Broadly, much of the university, especially the humanities, to the extent that its vision of life entails nihilism, cynicism, endless formalisms, Marxism, frivolity, which cannot be questioned, but are held in sacrosanct exclusive possession of the truth, usually justified with vague to perfunctory, knee-jerk allusions to the Enlightenment, as though that settled all of the profound human questions that people have asked throughout the ages for the rest of eternity, constitutes and represents the dehumanization of our time, i.e., both the traditional religions and nihilism are ironically sinking in the same boat.

Traditionally, “real religion” was always defined in terms of exclusivism, the challenge now is to realize that in a world of Quantum Physics “real religion,” ipso facto, can only be defined in terms of universality, which is why the proponents of exclusivism who still cling to the old forms, whether “religion” or “secular,” continue to lose ground, while the torch has passed to other hands, though often not informed to the same degree historically and culturally, which creates its own type of problematic fragmentation, yet seeking what’s open, universal, beyond the old limitations that have created all the trouble in the first place.

The Greeks and other ancients wrote and recorded scientific discoveries in poetry because they believed it was the best language in which to convey the implications, often of unity and oneness, in terms of a universe composed of atoms, which is also partly my thinking behind writing, The Parliament of Poets, because it is the best language with which to grapple with the implications of Quantum Physics. Similarly, I’d argue, the great Sufi poets realized there were things which can be said best only with the tongue of poetry…

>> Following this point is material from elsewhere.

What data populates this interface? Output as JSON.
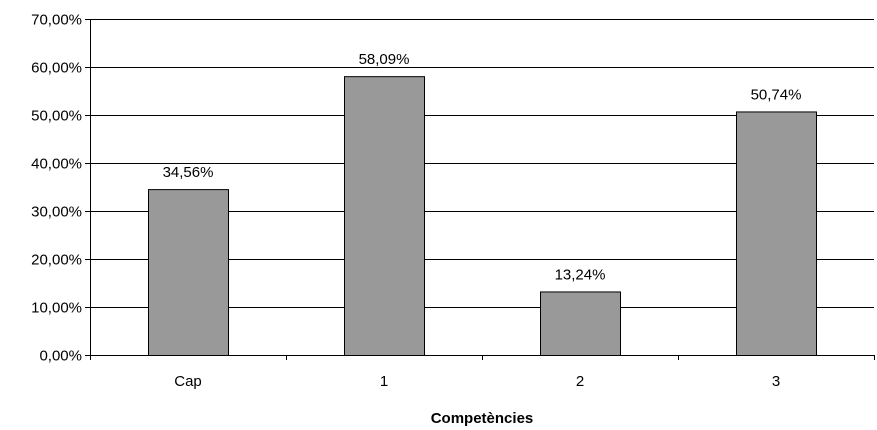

The global confrontation with the mode of thinking in the old exclusive forms impels our Age to come to terms with resolving the negative baggage of modernity, of the Enlightenment, in a way that is both intellectually and spiritually satisfying and acceptable to people, broadly speaking, ideally, from all walks of life and points of view, traditional and secular, East and West. I believe Quantum Physics now makes that possible.

While not formulaic, I think it’s the imaginative and artistic exploration of what the meaning and implications of Quantum might be, for human consciousness and otherwise, that can help us understand the problematic dimensions of the traditional claims to exclusivism, in a more universal, moderate, peaceful, and scientific framework. Equally, the problematic dimensions of science become Scientism needs to confront the spiritual implications of its own research in the fullness of the cultural perspective with which only the humanities and traditional religions can suffuse, enrich, and enliven it, with a new understanding of our common humanity, implicit in Quantum Physics, which can be brought to fruition and the attention of the general populace by the cooperative efforts of both humanists and scientists, understanding now the seriousness, necessity, and urgency of resolving the conflict between the “two cultures.”

In The Transformation George Leonard has a very choice quotation from the astronaut Neil Armstrong, from a dinner party conversation his daughter had had once with the first man to walk on the moon, looking back at Mother Earth, words I have remembered and reflected on for decades and try to honor in my epic, like a story around a campfire:

“I want to tell you one thing. When I first looked back and saw the earth there in space, something happened to me.” And then, in a lower more intense voice, “I’ll never be the same.”

Such experiences of “I’ll never be the same” constitute the bedrock of what it means to be human, life after life, exploring it, widening the individual’s consciousness and deepening the possibilities of our own self-understanding as a species on this planet, suggesting who we are and ways to save ourselves during this time of ongoing global crisis and transformation.